L'histoire est certes intéressante et bien réalisée par Max Ophüls, dont c'était le dernier film, mais on s'ennuie beaucoup surtout au début. Le meilleur moment est celui où Lola Montès, jouée par Martine Carol, rencontre le roi Frédéric Ier de Bavière bien interprété par Anton Walbrook.
Pourquoi un tel engouement de la critique alors que le film est mortellement ennuyeux. La vraie Lola Montés était un personnage magnifique et flamboyant avec une vie très aventureuse. Martine Carol (en brume !) est totalement inexpressive. Peter Ustinov en fait des tonnes dans un cirque qui n'apporte rien. A fuir.

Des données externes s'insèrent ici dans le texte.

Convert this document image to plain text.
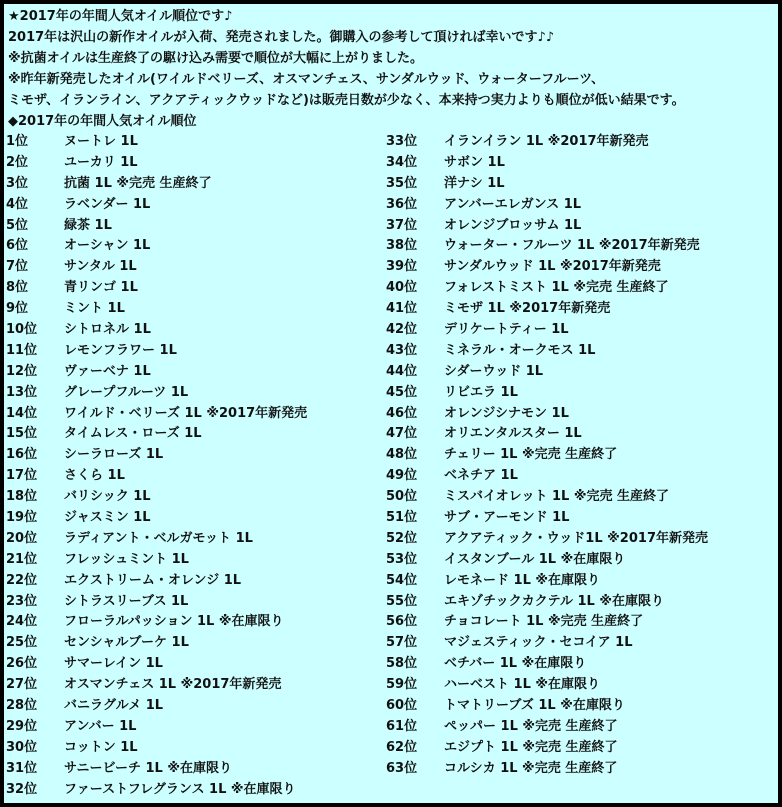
★2017年の年間人気オイル順位です♪
2017年は沢山の新作オイルが入荷、発売されました。御購入の参考して頂ければ幸いです♪♪
※抗菌オイルは生産終了の駆け込み需要で順位が大幅に上がりました。
※昨年新発売したオイル(ワイルドベリーズ、オスマンチェス、サンダルウッド、ウォーターフルーツ、
ミモザ、イランライン、アクアティックウッドなど)は販売日数が少なく、本来持つ実力よりも順位が低い結果です。
◆2017年の年間人気オイル順位
1位	ヌートレ 1L
2位	ユーカリ 1L
3位	抗菌 1L ※完売 生産終了
4位	ラベンダー 1L
5位	緑茶 1L
6位	オーシャン 1L
7位	サンタル 1L
8位	青リンゴ 1L
9位	ミント 1L
10位 シトロネル 1L
11位 レモンフラワー 1L
12位 ヴァーベナ 1L
13位 グレープフルーツ 1L
14位 ワイルド・ベリーズ 1L ※2017年新発売
15位 タイムレス・ローズ 1L
16位 シーラローズ 1L
17位 さくら 1L
18位 バリシック 1L
19位 ジャスミン 1L
20位 ラディアント・ベルガモット 1L
21位 フレッシュミント 1L
22位 エクストリーム・オレンジ 1L
23位 シトラスリーブス 1L
24位 フローラルパッション 1L ※在庫限り
25位 センシャルブーケ 1L
26位 サマーレイン 1L
27位 オスマンチェス 1L ※2017年新発売
28位 バニラグルメ 1L
29位 アンバー 1L
30位 コットン 1L
31位 サニービーチ 1L ※在庫限り
32位 ファーストフレグランス 1L ※在庫限り
33位 イランイラン 1L ※2017年新発売
34位 サボン 1L
35位 洋ナシ 1L
36位 アンバーエレガンス 1L
37位 オレンジブロッサム 1L
38位 ウォーター・フルーツ 1L ※2017年新発売
39位 サンダルウッド 1L ※2017年新発売
40位 フォレストミスト 1L ※完売 生産終了
41位 ミモザ 1L ※2017年新発売
42位 デリケートティー 1L
43位 ミネラル・オークモス 1L
44位 シダーウッド 1L
45位 リビエラ 1L
46位 オレンジシナモン 1L
47位 オリエンタルスター 1L
48位 チェリー 1L ※完売 生産終了
49位 ベネチア 1L
50位 ミスバイオレット 1L ※完売 生産終了
51位 サブ・アーモンド 1L
52位 アクアティック・ウッド1L ※2017年新発売
53位 イスタンブール 1L ※在庫限り
54位 レモネード 1L ※在庫限り
55位 エキゾチックカクテル 1L ※在庫限り
56位 チョコレート 1L ※完売 生産終了
57位 マジェスティック・セコイア 1L
58位 ベチバー 1L ※在庫限り
59位 ハーベスト 1L ※在庫限り
60位 トマトリーブズ 1L ※在庫限り
61位 ペッパー 1L ※完売 生産終了
62位 エジプト 1L ※完売 生産終了
63位 コルシカ 1L ※完売 生産終了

Après une première partie dynamique alternant intelligemment narration romancée au sein de numéros de cirque artificiels et vérité intime des souvenirs de l'héroïne pour questionner avec cynisme le rapport au réel et au spectacle impudique illusoire, le film traîne en longueur dans sa narration de l'histoire sentimentale entre celle-ci et Louis de Bavière sans dessein visible ni intérêt manifeste. D'ailleurs la justesse de la mise en scène et surtout l'esthétisme des décors (naturels) s'amenuisent alors que la prestation concernée de la vibrante Martine Carol ne saurait être blâmée pour la perte d'empathie avec sa Lola passée d'égérie mondaine à curiosité foraine. Un biopic qui malheureusement n'assume pas son concept jusqu'au bout.